Gelet op de ontwikkeling van de situatie in de Balkan, met name in Kosovo, nodigen de twee takken van de begrotingsautoriteit de Commissie uit om, wanneer de behoeften zullen zijn vastgesteld en geraamd, de nodige voorstellen op begrotingsgebied in te dienen, met inbegrip, in voorkomend geval, van een voorstel tot herziening van de financiële vooruitzichten.

Verklaring van de Commissie betreffende punt 6 van het akkoord

Met betrekking tot punt 6 van het akkoord verklaart de Commissie dat zij met de eventuele uitnodiging van een van de twee takken van de begrotingsautoriteit rekening zal houden, wanneer zij zal onderzoeken of het nodig is om het in dat punt genoemde verslag in te dienen.

Verklaring van de Commissie betreffende punt 37, a), ii), van het akkoord

De Commissie verklaart dat zij zich het recht voorbehoudt voor te stellen in geval van uitzonderlijke externe omstandigheden het maximum ten bedrage van 30 miljoen EUR te overschrijden.

Verklaring van het Europees Parlement betreffende bijlage VI van het akkoord

Het Europees Parlement is van oordeel dat in de visserijovereenkomsten voorzover mogelijk een termijn van zes maanden tussen de ondertekening van de overeenkomst en de betaling van de eerste financiële vergoeding dient te worden afgesproken zodat het Parlement zijn advies kan geven.

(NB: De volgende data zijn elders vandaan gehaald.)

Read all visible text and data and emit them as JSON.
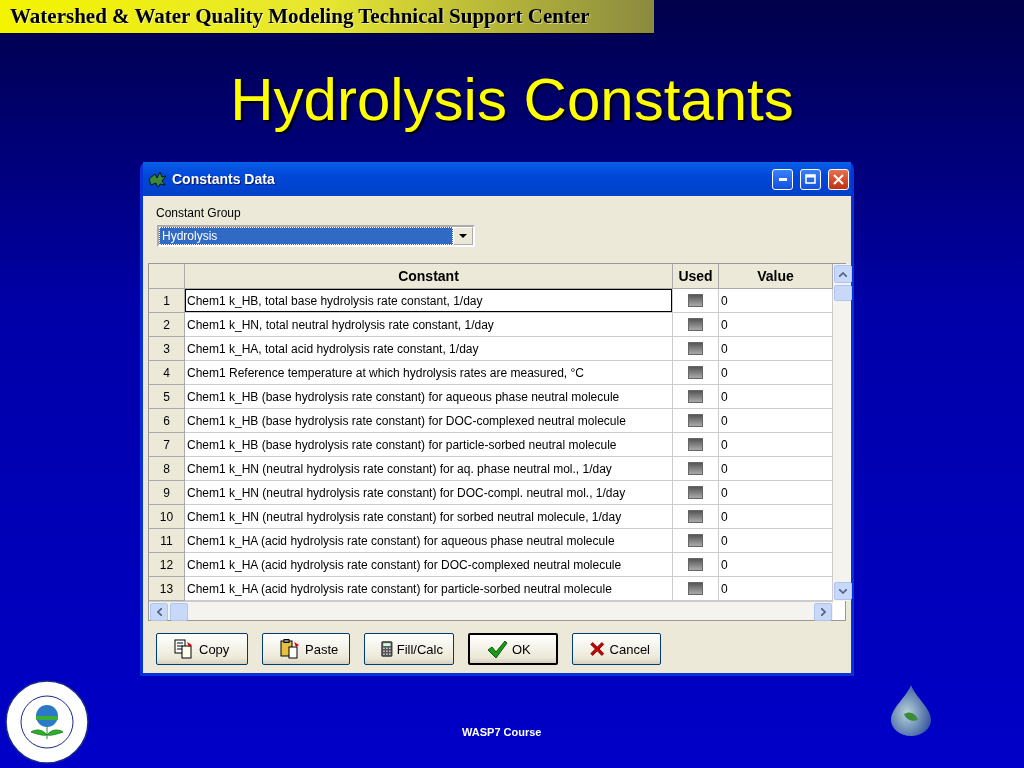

Verklaring van de Raad betreffende punt 6, bijlage III

De Raad verklaart dat het overleg met het Parlement vóór de tweede lezing van de ontwerpbegroting door de Raad niet noodzakelijkerwijs in alle gevallen de dag voor de Raadszitting hoeft plaats te vinden, maar dat er objectieve redenen kunnen zijn om dat overleg op de ochtend van de Raadszitting te houden.